Mittwoch, 30. November 2011

"Vollständige situative Kenntnis der Außengrenzen"

Die neue Ausgabe von Hinterland hat das Schwerpunkt-Thema "Grenze" - weshalb auch ich mit einem Text über neuere Grenzkontrolltechnik vertreten bin.
Vor knapp vier Jahren kündigte die Kommission der Europäischen Union an, man wolle ein gemeinsames europäisches Grenzüberwachungssystem entwickeln. Dieses European Border Surveillance System (EUROSUR) hat den Zweck, den Mitgliedsstaaten eine „vollständige situative Kenntnis ihrer Außengrenzen“ zu verschaffen.

Die Pointe - oder wenigstens eine Pointe - der Hightech-Aufrüstung der europäischen Grenzen ist, dass mit ihr auch das informatorische Vorfeld der Migranten in den Blick kommt.
Wenig bekannt ist der letzte Baustein des EUROSUR–Lagebilds, das sogenannte Common Pre-frontier Intelligence Picture (CPIP). Dessen Aufgabe ist unter anderem, durch eine teil-automatisierte Trendanalyse "Migrationsbewegungen" zu entdecken oder vorherzusagen, bevor sie an einer Schengen-Grenze ankommen, um entsprechende Ressourcen zur Abwehr bereitzustellen.

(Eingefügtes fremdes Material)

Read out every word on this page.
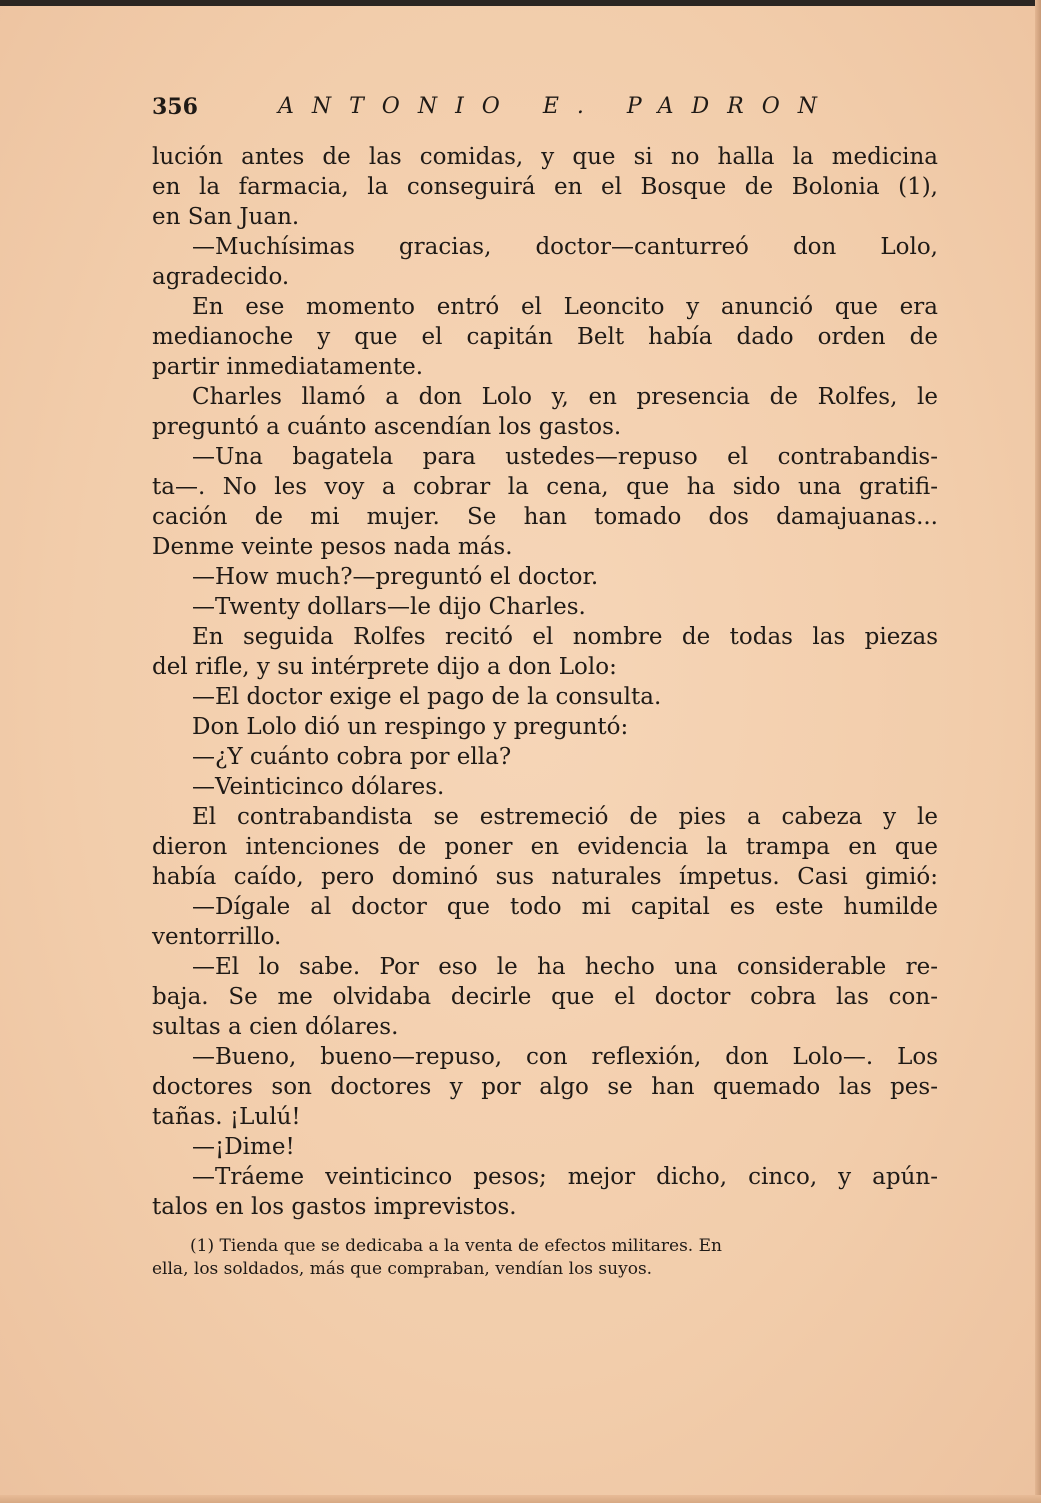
356	ANTONIO E. PADRON
lución antes de las comidas, y que si no halla la medicina
en la farmacia, la conseguirá en el Bosque de Bolonia (1),
en San Juan.
—Muchísimas gracias, doctor—canturreó don Lolo,
agradecido.
En ese momento entró el Leoncito y anunció que era
medianoche y que el capitán Belt había dado orden de
partir inmediatamente.
Charles llamó a don Lolo y, en presencia de Rolfes, le
preguntó a cuánto ascendían los gastos.
—Una bagatela para ustedes—repuso el contrabandis-
ta—. No les voy a cobrar la cena, que ha sido una gratifi-
cación de mi mujer. Se han tomado dos damajuanas...
Denme veinte pesos nada más.
—How much?—preguntó el doctor.
—Twenty dollars—le dijo Charles.
En seguida Rolfes recitó el nombre de todas las piezas
del rifle, y su intérprete dijo a don Lolo:
—El doctor exige el pago de la consulta.
Don Lolo dió un respingo y preguntó:
—¿Y cuánto cobra por ella?
—Veinticinco dólares.
El contrabandista se estremeció de pies a cabeza y le
dieron intenciones de poner en evidencia la trampa en que
había caído, pero dominó sus naturales ímpetus. Casi gimió:
—Dígale al doctor que todo mi capital es este humilde
ventorrillo.
—El lo sabe. Por eso le ha hecho una considerable re-
baja. Se me olvidaba decirle que el doctor cobra las con-
sultas a cien dólares.
—Bueno, bueno—repuso, con reflexión, don Lolo—. Los
doctores son doctores y por algo se han quemado las pes-
tañas. ¡Lulú!
—¡Dime!
—Tráeme veinticinco pesos; mejor dicho, cinco, y apún-
talos en los gastos imprevistos.
(1) Tienda que se dedicaba a la venta de efectos militares. En
ella, los soldados, más que compraban, vendían los suyos.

Zu diesem Zweck verarbeitet das System Informationen über die Ströme außerhalb Europas – eben vor der Grenze. CPIP enthält neben Satellitenaufnahmen und Informationen der Nachrichtendienste auch sogenannte Open Source Intelligence (OSINT). Das sind Daten, die über das Internet (mehr oder weniger) frei zugänglich sind: Pressemeldungen, Werbeanzeigen, Einträge in Blogs, Diskussionsforen und auch in Sozialen Netzwerken wie Facebook.

Das ist: die Vorverlagerung der Grenzkontrolle nicht nur in die Herkunfts- und Transitländer der Migranten, sondern auch ins Internet. Potentiell aufschlussreich ist schließlich alles.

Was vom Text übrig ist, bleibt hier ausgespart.